31 Aug 2018 News in English

Flirt strategy by Tinder

Sociologists analyzed messages sent by online daters to find which flirting techniques work the best

By Olivia Goldhill August 12, 2018 QZ.com

Sometimes “hey” just doesn’t cut it. Sometimes a deeply considered two-paragraph introduction doesn’t either.

When you come across an attractive profile on a dating site, chances are you’ll put a little more thought into your message and write something longer than usual. Unfortunately, it doesn’t tend to pay off.

Sociologists from University of Michigan analyzed the online dating site messaging habits of more than 186,700 heterosexual people from four US cities: New York, Boston, Chicago, and Seattle. “Online dating is so murky and there’s so much folk wisdom about what works,” says Elizabeth Bruch, sociology professor and lead author of the paper. “No one’s got hard evidence about these things, so it was amazing to analyze if these strategies work.”

The researchers quantified the desirability of each person according to how many messages they received and found that, when women are messaging especially “desirable” partners (by this metric), they tend to write longer messages than usual. But this technique didn’t much help the women; they got no more responses to longer messages than their usual, shorter ones.

Men didn’t tend to use this same technique—except, strangely, men in Seattle. And, stranger still, that was the one group for whom the effort yielded the desired results. “This strategy doesn’t seem to pay off for anyone except men in Seattle, for reasons we don’t yet understand,” Bruch says.

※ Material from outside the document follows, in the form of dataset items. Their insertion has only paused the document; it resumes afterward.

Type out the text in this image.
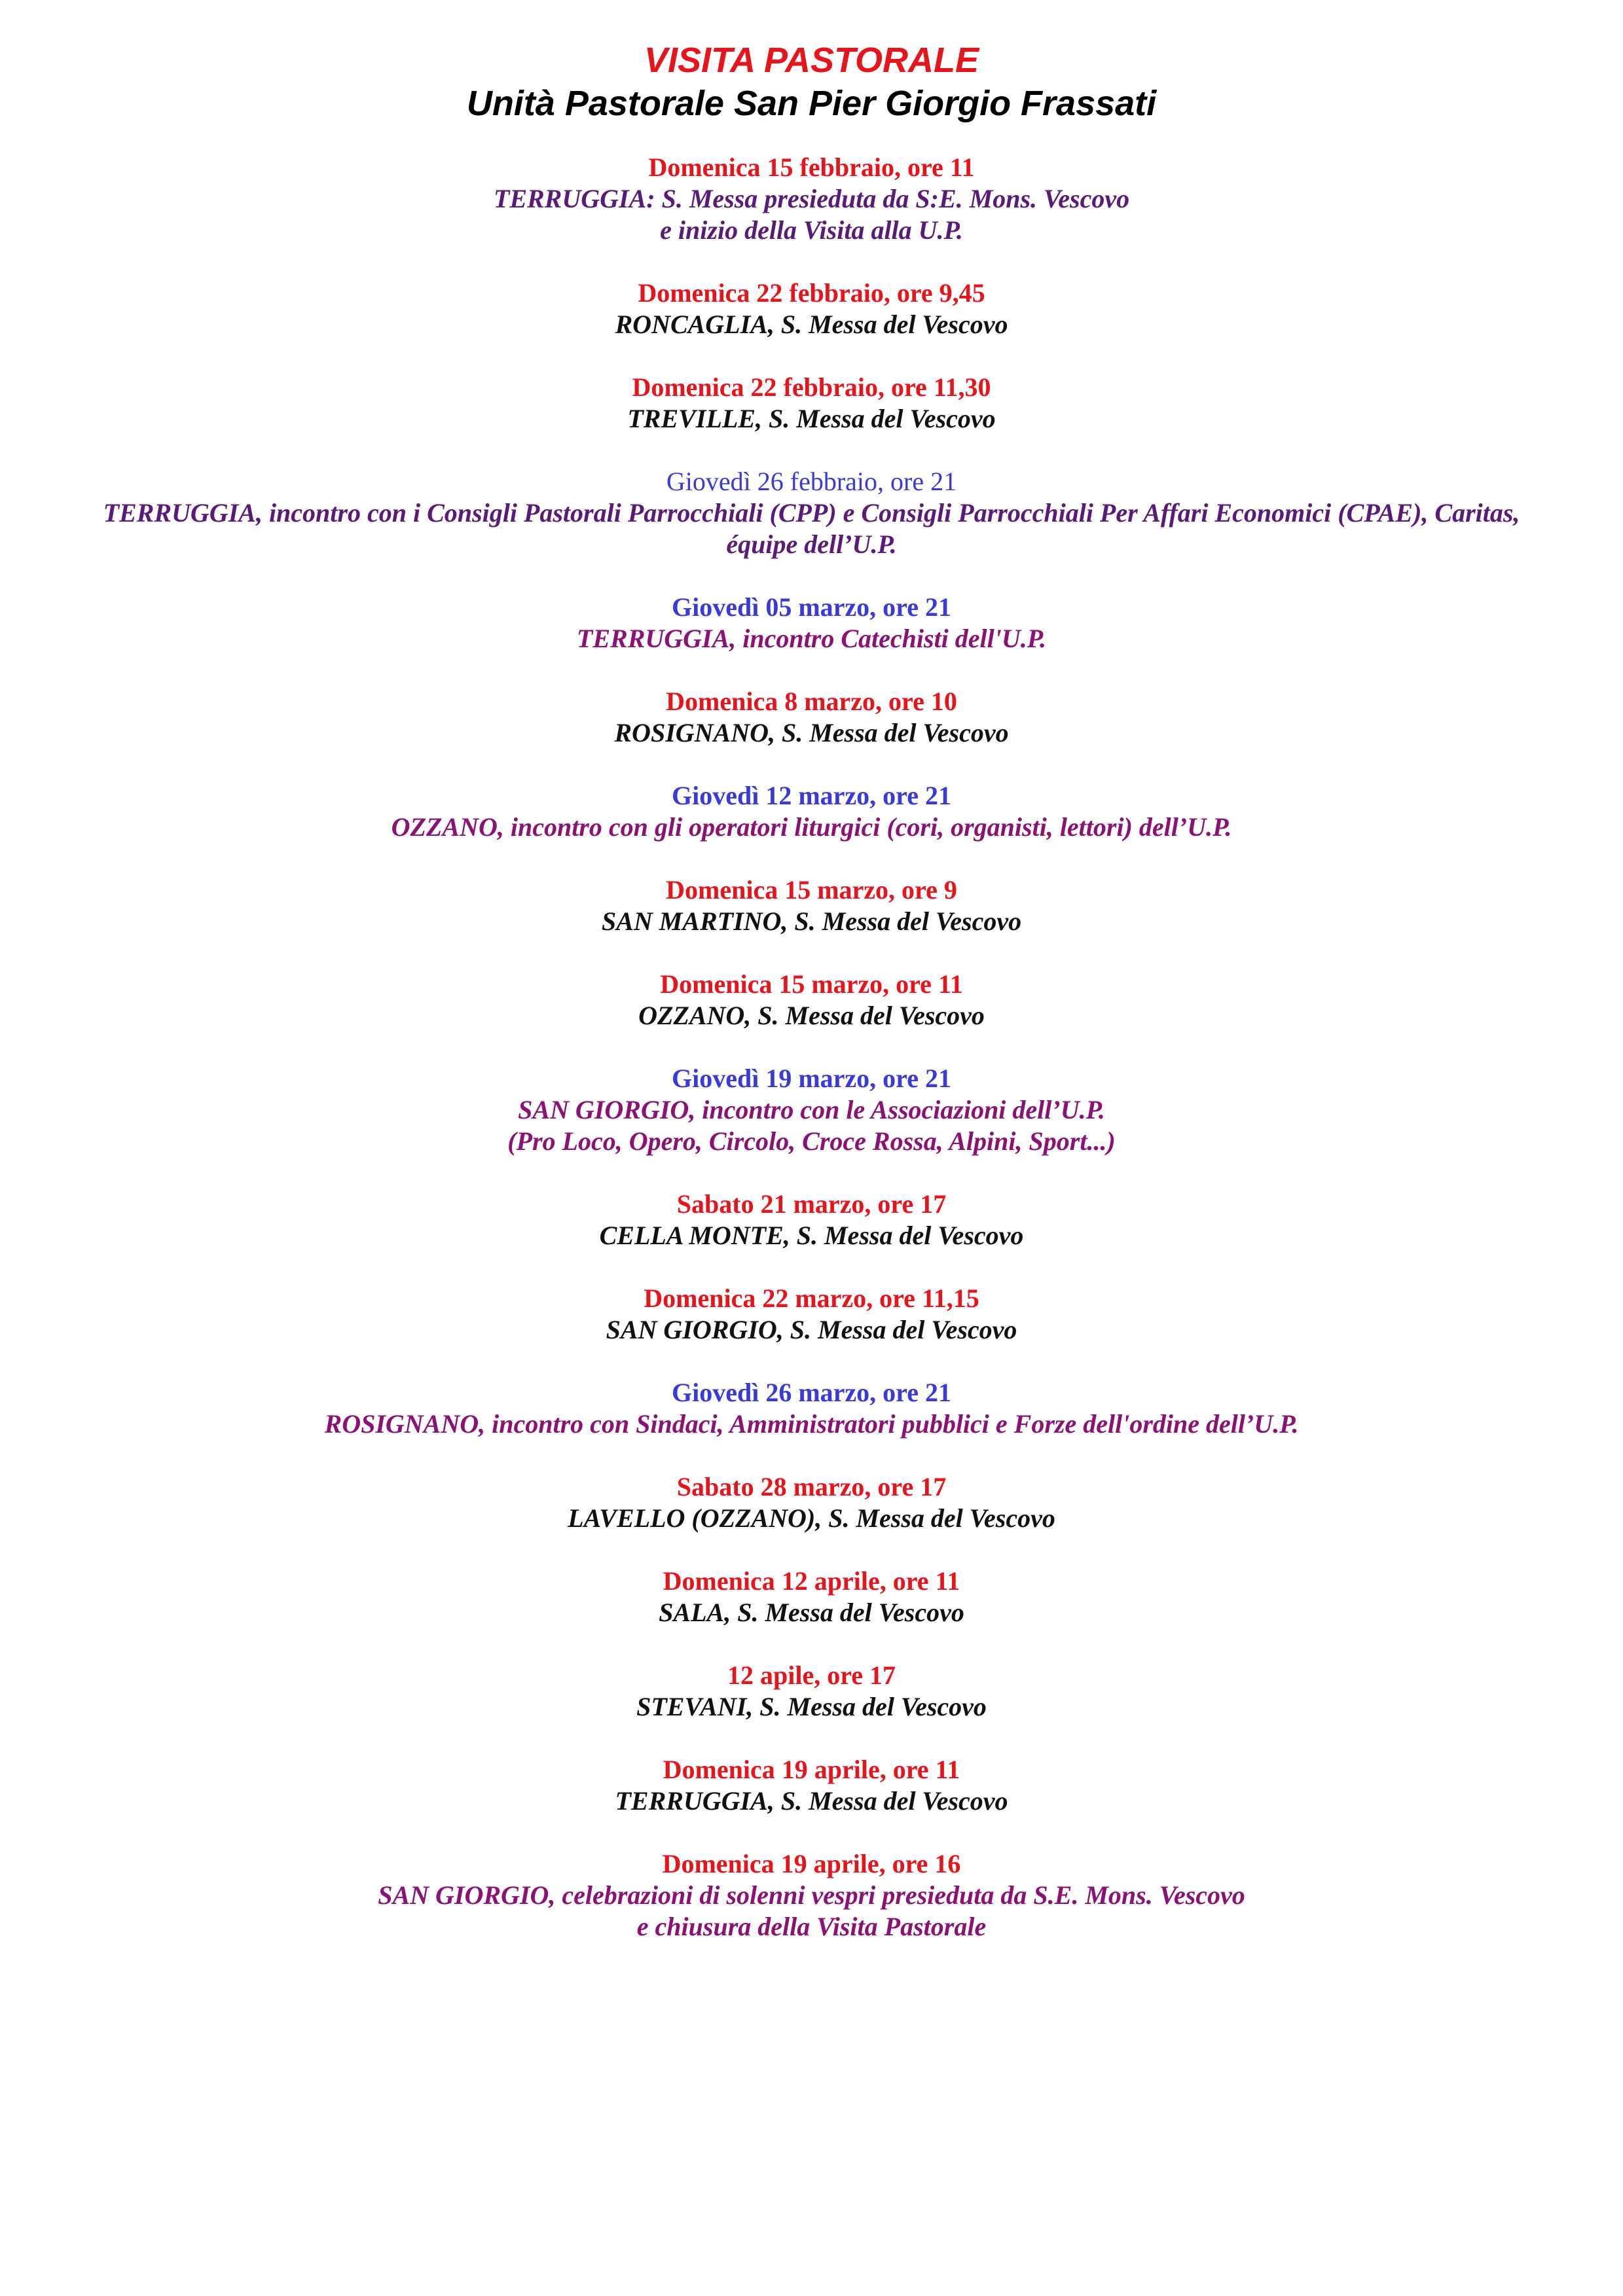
VISITA PASTORALE
Unità Pastorale San Pier Giorgio Frassati
Domenica 15 febbraio, ore 11
TERRUGGIA: S. Messa presieduta da S:E. Mons. Vescovo
e inizio della Visita alla U.P.
Domenica 22 febbraio, ore 9,45
RONCAGLIA, S. Messa del Vescovo
Domenica 22 febbraio, ore 11,30
TREVILLE, S. Messa del Vescovo
Giovedì 26 febbraio, ore 21
TERRUGGIA, incontro con i Consigli Pastorali Parrocchiali (CPP) e Consigli Parrocchiali Per Affari Economici (CPAE), Caritas,
équipe dell’U.P.
Giovedì 05 marzo, ore 21
TERRUGGIA, incontro Catechisti dell'U.P.
Domenica 8 marzo, ore 10
ROSIGNANO, S. Messa del Vescovo
Giovedì 12 marzo, ore 21
OZZANO, incontro con gli operatori liturgici (cori, organisti, lettori) dell’U.P.
Domenica 15 marzo, ore 9
SAN MARTINO, S. Messa del Vescovo
Domenica 15 marzo, ore 11
OZZANO, S. Messa del Vescovo
Giovedì 19 marzo, ore 21
SAN GIORGIO, incontro con le Associazioni dell’U.P.
(Pro Loco, Opero, Circolo, Croce Rossa, Alpini, Sport...)
Sabato 21 marzo, ore 17
CELLA MONTE, S. Messa del Vescovo
Domenica 22 marzo, ore 11,15
SAN GIORGIO, S. Messa del Vescovo
Giovedì 26 marzo, ore 21
ROSIGNANO, incontro con Sindaci, Amministratori pubblici e Forze dell'ordine dell’U.P.
Sabato 28 marzo, ore 17
LAVELLO (OZZANO), S. Messa del Vescovo
Domenica 12 aprile, ore 11
SALA, S. Messa del Vescovo
12 apile, ore 17
STEVANI, S. Messa del Vescovo
Domenica 19 aprile, ore 11
TERRUGGIA, S. Messa del Vescovo
Domenica 19 aprile, ore 16
SAN GIORGIO, celebrazioni di solenni vespri presieduta da S.E. Mons. Vescovo
e chiusura della Visita Pastorale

The researchers also found that women tended to send more positive messages to more desirable men, whereas men sent less positive messages to women who were more desirable than them. “My collaborator and I would joke that men were playing it cool when they wrote less positive messages to more desirable women, but it also smacked of negging a little bit,” says Bruch. “I thought, ‘this can’t work,’ but when we looked, we saw it is a successful strategy for men.” Men’s less positive messages were indeed rewarded with more replies—whereas women’s more positive messages got no more replies than usual.

Across all the people included in the study, nearly 37% of the messages sent by women got a response, compared to just 16% of men. Broadly, most messages went unanswered; overall, only 23% of messages got responses. In part, that can be explained by another trend the researchers uncovered: Overall, the researchers found that people tend to aim high. Too high, in many cases. Both men and women pursue partners who are on average 25% more desirable than themselves.

According to the researchers, the bigger the gap in desirability between two people, the less likely the receiver is to reply. But those in the very highest leagues do occasionally reply to people less attractive than themselves. “There’s nothing wrong with messaging aspirationally,” says Bruch. “People can date out of their league, if they’re willing to put in more effort.”

There will always be the odd dazzlingly attractive person who remains thoroughly unattainable. In the paper, the authors note: “The most popular individual in our four cities, a 30-year-old woman living in New York, received 1,504 messages during the period of observation, equivalent to one message every 30 minutes, day and night, for the entire month.” Bruch says this woman wasn’t just the most popular, but the most popular by far. “There was no one like her by an order of magnitude, she was really a standout,” she says. Throughout the whole month, the woman replied to just two or three of her messages—0.2% at the high end of that range.

“Occasionally, men would write her again,” says Bruch. “It was a little bit poignant.”